En l’espèce, Monsieur V avait reçu le 24 novembre 2015 à 1h39 un e-mail non personnalisé, dont le texte avait une syntaxe approximative et dont le contenu était sans lien avec la réalité du sociétaire, car, à aucun moment, ce dernier n’avait été informé de l’existence d’une nouvelle réglementation concernant la fiabilité des achats par carte bancaire.
Il est vrai que Monsieur V avait commis une négligence grave en cliquant sur le lien proposé.

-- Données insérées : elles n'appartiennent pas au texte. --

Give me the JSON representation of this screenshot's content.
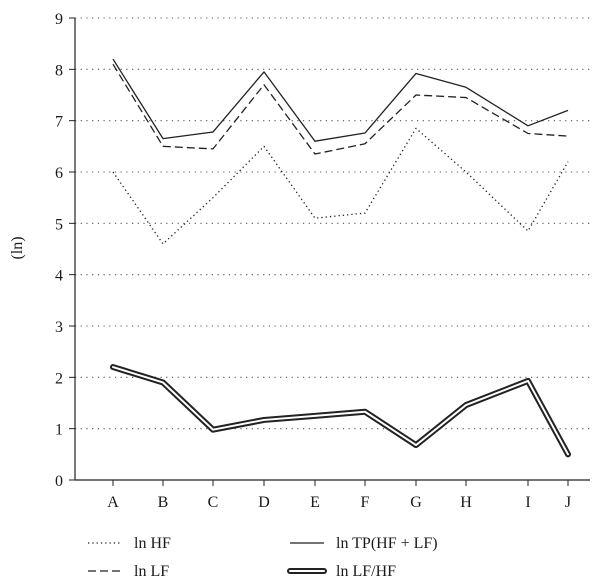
{
  "chart_data": {
    "type": "line",
    "title": "",
    "xlabel": "",
    "ylabel": "(ln)",
    "ylim": [
      0,
      9
    ],
    "y_ticks": [
      0,
      1,
      2,
      3,
      4,
      5,
      6,
      7,
      8,
      9
    ],
    "grid": "horizontal dotted",
    "legend_position": "bottom",
    "categories": [
      "A",
      "B",
      "C",
      "D",
      "E",
      "F",
      "G",
      "H",
      "I",
      "J"
    ],
    "series": [
      {
        "name": "ln HF",
        "style": "dotted",
        "color": "#222222",
        "values": [
          6.0,
          4.6,
          5.5,
          6.5,
          5.1,
          5.2,
          6.85,
          6.0,
          4.85,
          6.2
        ]
      },
      {
        "name": "ln LF",
        "style": "dashed",
        "color": "#222222",
        "values": [
          8.1,
          6.5,
          6.45,
          7.7,
          6.35,
          6.55,
          7.5,
          7.45,
          6.75,
          6.7
        ]
      },
      {
        "name": "ln TP(HF + LF)",
        "style": "solid",
        "color": "#222222",
        "values": [
          8.2,
          6.65,
          6.78,
          7.95,
          6.6,
          6.76,
          7.92,
          7.65,
          6.9,
          7.2
        ]
      },
      {
        "name": "ln LF/HF",
        "style": "double",
        "color": "#222222",
        "values": [
          2.2,
          1.9,
          0.98,
          1.17,
          1.25,
          1.33,
          0.68,
          1.46,
          1.93,
          0.5
        ]
      }
    ]
  }
}
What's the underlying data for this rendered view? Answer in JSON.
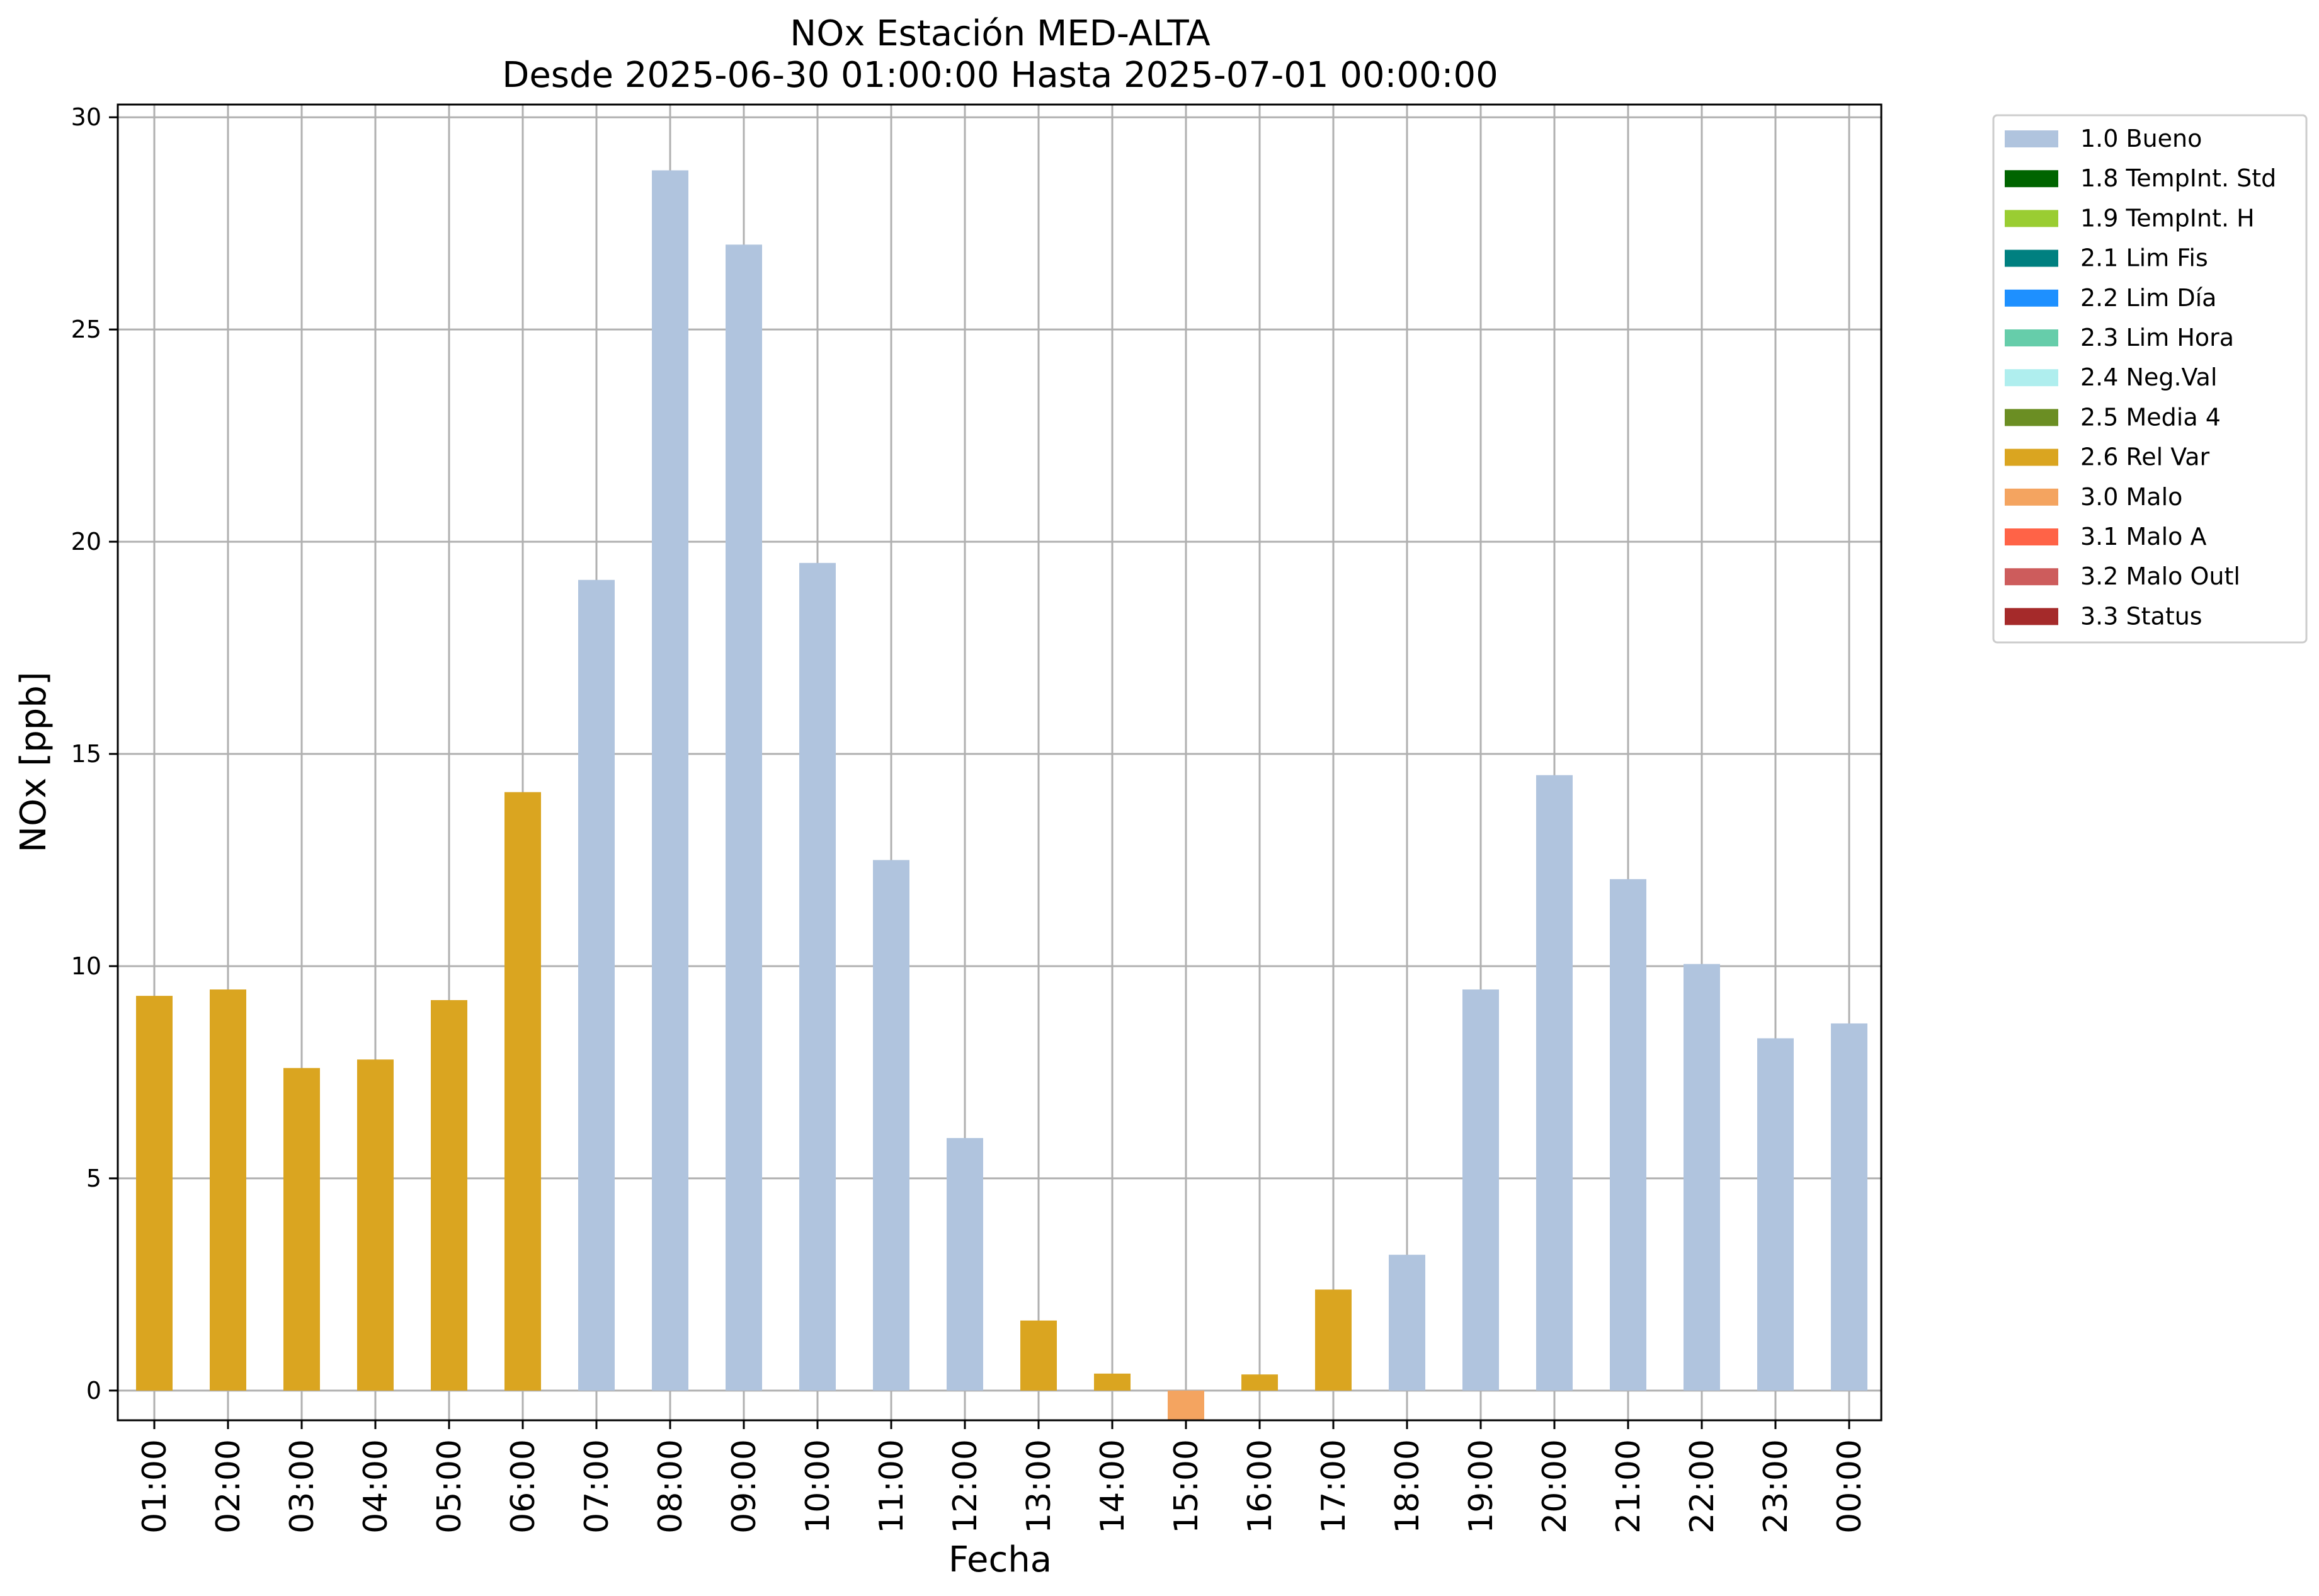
{
  "chart_data": {
    "type": "bar",
    "title": "NOx Estación MED-ALTA",
    "subtitle": "Desde 2025-06-30 01:00:00 Hasta 2025-07-01 00:00:00",
    "xlabel": "Fecha",
    "ylabel": "NOx [ppb]",
    "ylim": [
      -0.7,
      30.3
    ],
    "yticks": [
      0,
      5,
      10,
      15,
      20,
      25,
      30
    ],
    "grid": true,
    "legend_position": "outside-top-right",
    "categories": [
      "01:00",
      "02:00",
      "03:00",
      "04:00",
      "05:00",
      "06:00",
      "07:00",
      "08:00",
      "09:00",
      "10:00",
      "11:00",
      "12:00",
      "13:00",
      "14:00",
      "15:00",
      "16:00",
      "17:00",
      "18:00",
      "19:00",
      "20:00",
      "21:00",
      "22:00",
      "23:00",
      "00:00"
    ],
    "values": [
      9.3,
      9.45,
      7.6,
      7.8,
      9.2,
      14.1,
      19.1,
      28.75,
      27.0,
      19.5,
      12.5,
      5.95,
      1.65,
      0.4,
      -0.7,
      0.38,
      2.38,
      3.2,
      9.45,
      14.5,
      12.05,
      10.05,
      8.3,
      8.65
    ],
    "flags": [
      "2.6 Rel Var",
      "2.6 Rel Var",
      "2.6 Rel Var",
      "2.6 Rel Var",
      "2.6 Rel Var",
      "2.6 Rel Var",
      "1.0 Bueno",
      "1.0 Bueno",
      "1.0 Bueno",
      "1.0 Bueno",
      "1.0 Bueno",
      "1.0 Bueno",
      "2.6 Rel Var",
      "2.6 Rel Var",
      "3.0 Malo",
      "2.6 Rel Var",
      "2.6 Rel Var",
      "1.0 Bueno",
      "1.0 Bueno",
      "1.0 Bueno",
      "1.0 Bueno",
      "1.0 Bueno",
      "1.0 Bueno",
      "1.0 Bueno"
    ],
    "legend": [
      {
        "label": "1.0 Bueno",
        "color": "#b0c4de"
      },
      {
        "label": "1.8 TempInt. Std",
        "color": "#006400"
      },
      {
        "label": "1.9 TempInt. H",
        "color": "#9acd32"
      },
      {
        "label": "2.1 Lim Fis",
        "color": "#008080"
      },
      {
        "label": "2.2 Lim Día",
        "color": "#1e90ff"
      },
      {
        "label": "2.3 Lim Hora",
        "color": "#66cdaa"
      },
      {
        "label": "2.4 Neg.Val",
        "color": "#afeeee"
      },
      {
        "label": "2.5 Media 4",
        "color": "#6b8e23"
      },
      {
        "label": "2.6 Rel Var",
        "color": "#daa520"
      },
      {
        "label": "3.0 Malo",
        "color": "#f4a460"
      },
      {
        "label": "3.1 Malo A",
        "color": "#ff6347"
      },
      {
        "label": "3.2 Malo Outl",
        "color": "#cd5c5c"
      },
      {
        "label": "3.3 Status",
        "color": "#a52a2a"
      }
    ]
  }
}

Cependant, Monsieur V était un client de bonne foi qui avait été la victime d’une fraude commise à son encontre par un tiers, de sorte qu’il n’était pas totalement responsable de son préjudice.
C’est alors au payeur de supporter l’intégralité des pertes occasionnées par des opérations de paiement non-autorisées dès lors que ces pertes résultent d’un agissement frauduleux de sa part ou s’il n’a pas satisfait intentionnellement ou par négligence grave aux obligations mentionnées aux articles L. 133-16 et L. 133-17 du Code Monétaire et Financier.
Dès lors, la Cour de Cassation considère que manque, par négligence grave, à son obligation de prendre toute mesure raisonnable pour préserver la sécurité de ses dispositifs de sécurité personnalisés de telle sorte que pour la banque, l’utilisateur d’un service de paiement qui communique les données personnelles de ce dispositif de sécurité en réponse à un courriel qui contient des indices permettant à un utilisateur normalement attentif de douter de sa provenance, peu important qu’il soit, ou non, de bonne foi engage sa responsabilité et exonère celle de la banque.
Celle-ci considérait qu’elle ne pouvait être condamnée à prendre en charge tout ou partie d’un paiement effectué à partir du compte de son client que s’il a commis une faute en effectuant ledit paiement et que ces opérations n’avaient pu être réalisées qu’à raison de la négligence grave de ce dernier qui avait répondu à un courriel d’hameçonnage.
Pour autant il y a lieu de constater que Monsieur V avait reçu le 24 novembre 2015 à 1h39 un e-mail non personnalisé, dont le texte avait une syntaxe approximative et dont le contenu était sans lien avec la réalité du sociétaire, car, à aucun moment, ce dernier n’avait été informé de l’existence d’une nouvelle réglementation concernant la fiabilité des achats par carte bancaire.
La banque en a déduit que Monsieur V a donc commis une négligence grave en cliquant sur le lien proposé.
Fort heureusement la Cour de Cassation ne partage pas cette analyse et vient rappeler que la banque engage malgré tout sa responsabilité.
Elle considère que le juge du fond doit vérifier si Monsieur V avait commis une négligence grave en répondant à un courriel présentant de sérieuses anomalies tenant tant à la forme qu’au contenu du message qu’il comportait pour déterminer s’il engageait sa responsabilité.